Tuguntaev, Ruslan G., Chen, Shizhu, Eltahan, Ahmed Shaker, Mozhi, Anbu, Jin, Shubin, Zhang, Jinchao, Li, Chan, Liang, Xing-Jie
ACS Applied Materials & Interfaces 2017 v.9 no.20 pp. 16900-16912
P-glycoproteins, alpha-tocopherol, antineoplastic activity, biocompatibility, cytotoxicity, doxorubicin, drug therapy, encapsulation, hydrophobicity, in vitro studies, in vivo studies, micelles, mitochondria, multiple drug resistance, nanocarriers, pH, polyethylene glycol, succinic acid, water solubility
Vitamin E derivatives possess many essential features for drug-delivery applications, such as biocompatibility, stability, improvement of water solubility of hydrophobic compounds, anticancer activity, and the ability to overcome multidrug resistance (MDR). Herein, vitamin E derivatives are used to overcome MDR through a combined P-glycoprotein (P-gp) inhibition and mitochondrial impairment strategy. A novel nanomicellar drug-delivery system as a carrier for doxorubicin (DOX) was developed, in which d-α-tocopheryl polyethylene glycol 1000 succinate was used as a P-gp inhibitor, α-tocopheryl succinate was introduced as a mitochondrial disrupting agent, and d-α-tocopheryl polyethylene glycol 2000 succinate was used as the main building block of micelles. The optimal ratio between the components of the nanocarrier was determined.
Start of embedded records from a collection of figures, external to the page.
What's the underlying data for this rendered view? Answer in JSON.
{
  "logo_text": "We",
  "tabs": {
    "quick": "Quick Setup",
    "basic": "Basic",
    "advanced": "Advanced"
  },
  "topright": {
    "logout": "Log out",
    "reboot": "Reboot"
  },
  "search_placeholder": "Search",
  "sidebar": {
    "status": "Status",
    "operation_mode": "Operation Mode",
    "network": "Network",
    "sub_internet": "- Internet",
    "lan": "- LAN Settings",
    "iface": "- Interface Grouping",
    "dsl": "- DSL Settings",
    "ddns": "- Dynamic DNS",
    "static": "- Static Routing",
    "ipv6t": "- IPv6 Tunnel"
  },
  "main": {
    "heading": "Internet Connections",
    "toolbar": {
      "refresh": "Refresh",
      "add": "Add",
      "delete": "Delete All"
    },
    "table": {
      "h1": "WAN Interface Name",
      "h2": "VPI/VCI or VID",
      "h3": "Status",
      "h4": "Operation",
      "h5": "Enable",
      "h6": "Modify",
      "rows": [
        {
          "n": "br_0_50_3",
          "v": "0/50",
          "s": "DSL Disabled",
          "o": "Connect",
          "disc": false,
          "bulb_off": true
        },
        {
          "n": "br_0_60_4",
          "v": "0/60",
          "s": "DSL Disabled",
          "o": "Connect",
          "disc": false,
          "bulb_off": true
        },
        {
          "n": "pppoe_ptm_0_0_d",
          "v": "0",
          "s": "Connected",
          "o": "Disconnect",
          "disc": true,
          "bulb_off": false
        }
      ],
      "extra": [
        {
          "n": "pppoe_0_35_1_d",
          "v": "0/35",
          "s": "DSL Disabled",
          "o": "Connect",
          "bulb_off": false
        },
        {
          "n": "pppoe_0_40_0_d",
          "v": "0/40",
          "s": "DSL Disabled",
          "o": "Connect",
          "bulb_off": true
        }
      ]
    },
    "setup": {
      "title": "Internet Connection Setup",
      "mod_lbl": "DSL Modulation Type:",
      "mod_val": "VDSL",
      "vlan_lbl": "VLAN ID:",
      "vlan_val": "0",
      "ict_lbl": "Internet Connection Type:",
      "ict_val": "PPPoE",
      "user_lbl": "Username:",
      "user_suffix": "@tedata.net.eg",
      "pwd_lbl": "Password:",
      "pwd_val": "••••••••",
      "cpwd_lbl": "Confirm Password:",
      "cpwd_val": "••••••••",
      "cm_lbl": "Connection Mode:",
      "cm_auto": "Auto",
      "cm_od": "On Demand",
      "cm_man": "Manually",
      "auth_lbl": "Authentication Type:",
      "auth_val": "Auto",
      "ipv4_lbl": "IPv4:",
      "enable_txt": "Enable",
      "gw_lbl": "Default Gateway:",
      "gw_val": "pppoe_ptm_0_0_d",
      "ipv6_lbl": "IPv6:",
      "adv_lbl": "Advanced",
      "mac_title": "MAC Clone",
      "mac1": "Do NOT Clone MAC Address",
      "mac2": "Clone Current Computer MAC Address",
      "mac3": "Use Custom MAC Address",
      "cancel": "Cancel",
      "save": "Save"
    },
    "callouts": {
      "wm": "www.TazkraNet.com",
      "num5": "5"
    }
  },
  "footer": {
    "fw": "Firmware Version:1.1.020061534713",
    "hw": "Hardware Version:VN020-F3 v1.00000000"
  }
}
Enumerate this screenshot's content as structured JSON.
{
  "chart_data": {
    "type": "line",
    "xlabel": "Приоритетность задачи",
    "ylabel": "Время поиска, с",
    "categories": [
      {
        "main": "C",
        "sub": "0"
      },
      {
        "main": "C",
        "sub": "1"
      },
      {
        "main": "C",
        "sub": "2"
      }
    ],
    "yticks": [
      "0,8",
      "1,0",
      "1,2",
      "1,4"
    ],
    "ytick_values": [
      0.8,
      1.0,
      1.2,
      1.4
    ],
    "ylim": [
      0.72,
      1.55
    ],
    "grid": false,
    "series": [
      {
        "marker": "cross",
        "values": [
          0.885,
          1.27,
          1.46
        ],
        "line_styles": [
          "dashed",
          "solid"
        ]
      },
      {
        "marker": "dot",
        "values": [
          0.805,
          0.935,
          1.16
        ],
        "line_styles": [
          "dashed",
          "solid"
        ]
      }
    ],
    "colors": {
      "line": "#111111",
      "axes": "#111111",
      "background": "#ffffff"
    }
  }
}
The resultant DOX-loaded mixed micelles exhibited a suitable size of 52.08 nm, high drug-loading encapsulation efficiency (>98%), high stability, and pH-dependent drug release. In vitro experiments demonstrated a significantly increased cytotoxic activity of DOX-loaded mixed micelles against resistant MCF-7/Adr cells (45-fold higher than DOX after 48 h of treatment). In vivo studies revealed superior antitumor efficiency with less cardio- and hepatotoxicities of DOX-loaded micelles compared with that of free DOX. These results highlight that the developed DOX-loaded mixed micelles have a promising potential to overcome MDR in chemotherapy for clinical usage.